Direct Ink Writing–Based Fabrication and Evaluation of Customized High-Density Surface Electromyography Electrode Arrays for Hand Gesture Classification
Received: Dec 07, 2025; Revised: Feb 23, 2026; Accepted: Mar 11, 2026
Published Online: Apr 22, 2026
Abstract
High-density surface electromyography (HD-sEMG) is increasingly important for wearable hand-gesture recognition and human–machine interface (HMI) applications. However, commercial wet electrodes still require conductive creams and adhesive foams, which can cause impedance instability, skin irritation, and hygiene issues during long-term use, limiting wearable practicality. Here, we developed a gel-free 36-channel stretchable HD-sEMG electrode using a Direct Ink Writing (DIW) process and validated its printing precision, electrical/mechanical stability, and machine-learning-based gesture classification performance.
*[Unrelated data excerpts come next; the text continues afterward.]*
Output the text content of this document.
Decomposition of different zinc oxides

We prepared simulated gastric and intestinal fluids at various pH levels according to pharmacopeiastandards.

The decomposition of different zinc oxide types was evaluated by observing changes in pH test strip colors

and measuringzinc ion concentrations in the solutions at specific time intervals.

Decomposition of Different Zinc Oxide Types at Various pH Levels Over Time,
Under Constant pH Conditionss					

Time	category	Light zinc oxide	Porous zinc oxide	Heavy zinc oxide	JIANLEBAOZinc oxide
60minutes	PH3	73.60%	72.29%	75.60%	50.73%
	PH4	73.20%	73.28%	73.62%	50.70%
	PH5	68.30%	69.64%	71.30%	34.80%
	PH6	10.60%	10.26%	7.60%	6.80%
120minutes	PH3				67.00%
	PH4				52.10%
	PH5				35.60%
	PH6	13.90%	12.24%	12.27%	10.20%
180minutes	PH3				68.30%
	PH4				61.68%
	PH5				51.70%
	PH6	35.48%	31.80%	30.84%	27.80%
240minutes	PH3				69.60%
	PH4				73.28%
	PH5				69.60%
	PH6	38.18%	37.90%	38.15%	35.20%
Ag interconnects and dome-shaped Ag/AgCl electrodes were printed on a TPU substrate and encapsulated with PDMS. Process optimization achieved a line width of 217 ± 9.01 µm and a dome height of 569.3 ± 19.9 µm at a 4 mm pitch, close to the target dimensions. Based on area-normalized impedance (|Z|·A), the printed electrode showed lower impedance than a commercial electrode across the measured frequency range. During a 6-hour wear test, repeated EIS measurements showed that the 1 kHz impedance stabilized from 1.66 MΩ to 0.95–1.02 MΩ, while the coefficient of variation remained around 1% at most time points. Under 30% strain for 1000 tensile cycles, the electrode maintained electrical continuity and mechanical stability. In forearm HD-sEMG experiments, the electrode achieved SNRs of 17.06–21.34 dB (30% MVC) and 26.07–26.26 dB (100% MVC), and CNN and CNN–ViT models classified eight hand gestures with accuracies of 91.1% and 92.2%, respectively. These results demonstrate that the DIW-based gel-free electrodes can reliably acquire multi-channel muscle signals and suggest that muscle-informed channel grouping can be utilized in machine-learning frameworks for gesture applications.